Inhaltsstoffe und Zusammensetzung der Nahrungsmittel hinterfragen
Und irgendwann kommt dann auch die Frage auf, warum Kinder dies oder jenes nicht vertragen, welche Stoffe sie meiden müssen. Kinder mit Milchallergien dürfen alle Milchprodukte aus Kuhmilch nicht verwenden. Es gibt aber auch Kinder, die gegen Erdbeeren oder Orangen allergisch sind.
Welche Stoffe sind in welchen Lebensmitteln enthalten? Diese Frage führt zu einer Vielzahl von Folgefragen. Wir können einmal alles, was die Kinder mitbringen, ansehen, fühlen, schmecken und raten, welche Inhaltsstoffe wohl enthalten sind. Ist das Produkt süß, enthält es Zucker, Süßstoff, Honig...? Salzige Lebensmittel sind mit Salz oder Kräutern gewürzt. Was könnten sie sonst noch enthalten?
Um die unterschiedlichen Grundstoffe kennen zu lernen, ist es möglich, diese in einzelnen Schälchen oder Gläschen aufzubewahren und die Kinder mit verbundenen Augen raten zu lassen, was sie schmecken und fühlen und worin dieser Stoff enthalten sein könnte.
Herstellung unserer Nahrungsmittel kennen lernen
Wer das Glück hat, in seiner Nähe eine Fabrik zu haben, die Lebensmittel verarbeitet, sollte diese Gelegenheit nützen, um mit den Kindern dort einen Besuch zu machen. Welche Stoffe werden beigefügt, um Lebensmittel haltbar zu machen, wie werden diese verpackt, wie gelagert? So lernen Kinder, wie empfindliche Lebensmittel mit chemischen oder natürlichen Mitteln (z.B. Herunterkühlen) haltbar gemacht werden können, um sie dann erst nach einer Weile zu verwenden.
Wir können mit den Kindern Äpfel und Zwetschgen dörren, etwas eingefrieren, mit Zucker Gelee oder Marmelade herstellen, Ketschup bereiten.
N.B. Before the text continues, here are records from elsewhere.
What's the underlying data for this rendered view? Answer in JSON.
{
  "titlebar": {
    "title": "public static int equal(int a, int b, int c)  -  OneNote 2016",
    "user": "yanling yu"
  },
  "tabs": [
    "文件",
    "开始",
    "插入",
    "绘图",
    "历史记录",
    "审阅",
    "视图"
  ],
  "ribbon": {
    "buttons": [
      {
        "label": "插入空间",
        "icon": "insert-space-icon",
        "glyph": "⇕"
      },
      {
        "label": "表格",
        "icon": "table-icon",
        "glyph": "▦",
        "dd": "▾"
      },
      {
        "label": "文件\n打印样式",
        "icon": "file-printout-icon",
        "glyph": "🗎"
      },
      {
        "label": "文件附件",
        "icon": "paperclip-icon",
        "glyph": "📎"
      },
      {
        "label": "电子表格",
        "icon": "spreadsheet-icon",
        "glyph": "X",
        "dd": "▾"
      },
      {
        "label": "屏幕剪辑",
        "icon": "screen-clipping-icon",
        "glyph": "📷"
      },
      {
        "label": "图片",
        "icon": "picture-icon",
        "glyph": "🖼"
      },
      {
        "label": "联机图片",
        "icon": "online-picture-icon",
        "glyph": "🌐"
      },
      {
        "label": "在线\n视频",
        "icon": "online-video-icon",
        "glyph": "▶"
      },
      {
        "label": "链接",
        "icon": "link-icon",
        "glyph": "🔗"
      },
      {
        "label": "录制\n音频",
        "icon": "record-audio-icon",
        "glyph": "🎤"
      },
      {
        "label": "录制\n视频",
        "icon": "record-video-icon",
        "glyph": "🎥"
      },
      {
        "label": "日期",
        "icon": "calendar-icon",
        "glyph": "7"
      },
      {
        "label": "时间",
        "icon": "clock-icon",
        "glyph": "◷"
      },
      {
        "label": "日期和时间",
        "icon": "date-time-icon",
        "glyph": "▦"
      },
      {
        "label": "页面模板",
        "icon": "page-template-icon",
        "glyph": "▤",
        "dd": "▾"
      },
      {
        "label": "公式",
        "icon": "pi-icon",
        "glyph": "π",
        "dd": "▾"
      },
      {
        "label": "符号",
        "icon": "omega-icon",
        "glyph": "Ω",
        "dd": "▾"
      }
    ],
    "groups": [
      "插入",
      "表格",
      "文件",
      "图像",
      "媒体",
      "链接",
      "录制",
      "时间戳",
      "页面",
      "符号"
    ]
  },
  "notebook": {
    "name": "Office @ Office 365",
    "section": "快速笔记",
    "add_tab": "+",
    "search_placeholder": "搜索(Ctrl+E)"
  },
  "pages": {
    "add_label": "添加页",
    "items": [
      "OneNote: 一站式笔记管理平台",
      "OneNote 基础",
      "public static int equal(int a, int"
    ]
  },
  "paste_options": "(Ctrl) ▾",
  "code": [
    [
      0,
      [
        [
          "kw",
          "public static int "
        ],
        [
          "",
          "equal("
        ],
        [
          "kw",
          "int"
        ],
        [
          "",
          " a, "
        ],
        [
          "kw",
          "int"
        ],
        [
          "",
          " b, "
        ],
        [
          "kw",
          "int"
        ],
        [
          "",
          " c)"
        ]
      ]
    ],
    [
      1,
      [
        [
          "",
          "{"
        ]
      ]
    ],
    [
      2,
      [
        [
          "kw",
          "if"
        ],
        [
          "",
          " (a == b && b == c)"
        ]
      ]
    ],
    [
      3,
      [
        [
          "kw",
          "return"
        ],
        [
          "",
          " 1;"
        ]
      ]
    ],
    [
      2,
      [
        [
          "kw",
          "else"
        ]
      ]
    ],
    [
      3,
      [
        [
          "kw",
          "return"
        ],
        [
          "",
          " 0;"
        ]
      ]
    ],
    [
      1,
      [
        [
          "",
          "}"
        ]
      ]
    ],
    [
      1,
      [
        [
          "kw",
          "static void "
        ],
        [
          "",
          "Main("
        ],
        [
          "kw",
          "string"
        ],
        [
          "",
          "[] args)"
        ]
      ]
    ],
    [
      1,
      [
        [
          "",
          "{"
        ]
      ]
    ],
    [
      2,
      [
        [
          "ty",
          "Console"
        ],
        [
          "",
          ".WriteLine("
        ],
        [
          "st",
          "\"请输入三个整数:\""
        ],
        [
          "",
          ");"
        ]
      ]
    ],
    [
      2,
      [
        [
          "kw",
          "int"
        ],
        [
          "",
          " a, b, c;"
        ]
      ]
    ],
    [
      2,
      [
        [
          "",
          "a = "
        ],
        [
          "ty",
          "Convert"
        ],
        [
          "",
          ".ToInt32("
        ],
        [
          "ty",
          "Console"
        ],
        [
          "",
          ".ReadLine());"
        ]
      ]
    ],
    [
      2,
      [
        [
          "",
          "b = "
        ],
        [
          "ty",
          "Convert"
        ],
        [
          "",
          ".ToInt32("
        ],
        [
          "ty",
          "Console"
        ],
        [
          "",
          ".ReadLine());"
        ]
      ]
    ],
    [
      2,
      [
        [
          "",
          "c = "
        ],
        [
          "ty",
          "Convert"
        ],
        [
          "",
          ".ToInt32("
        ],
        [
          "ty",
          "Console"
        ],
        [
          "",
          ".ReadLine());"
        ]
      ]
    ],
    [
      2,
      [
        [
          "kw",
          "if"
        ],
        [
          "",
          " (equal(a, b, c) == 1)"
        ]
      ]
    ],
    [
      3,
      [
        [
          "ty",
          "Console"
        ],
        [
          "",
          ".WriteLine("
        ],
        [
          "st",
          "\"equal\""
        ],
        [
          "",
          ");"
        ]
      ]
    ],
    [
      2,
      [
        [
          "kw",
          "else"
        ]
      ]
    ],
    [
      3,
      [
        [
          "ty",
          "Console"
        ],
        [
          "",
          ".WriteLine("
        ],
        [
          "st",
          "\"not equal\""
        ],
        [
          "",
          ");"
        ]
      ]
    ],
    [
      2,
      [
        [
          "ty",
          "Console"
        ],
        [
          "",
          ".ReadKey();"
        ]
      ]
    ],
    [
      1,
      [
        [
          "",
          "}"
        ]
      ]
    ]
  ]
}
Herkunft unserer Lebensmittel
Viele Lebensmittel können wir so kennen lernen und selbst konservieren oder bearbeiten. Andere Lebensmittel gibt es nur zu kaufen, z.B. Fleisch, Wurst und viele ausländische Früchte. Wo lebte das Schwein, von dem die Wurst stammt? Wie leben die Tiere, deren Fleisch wir essen?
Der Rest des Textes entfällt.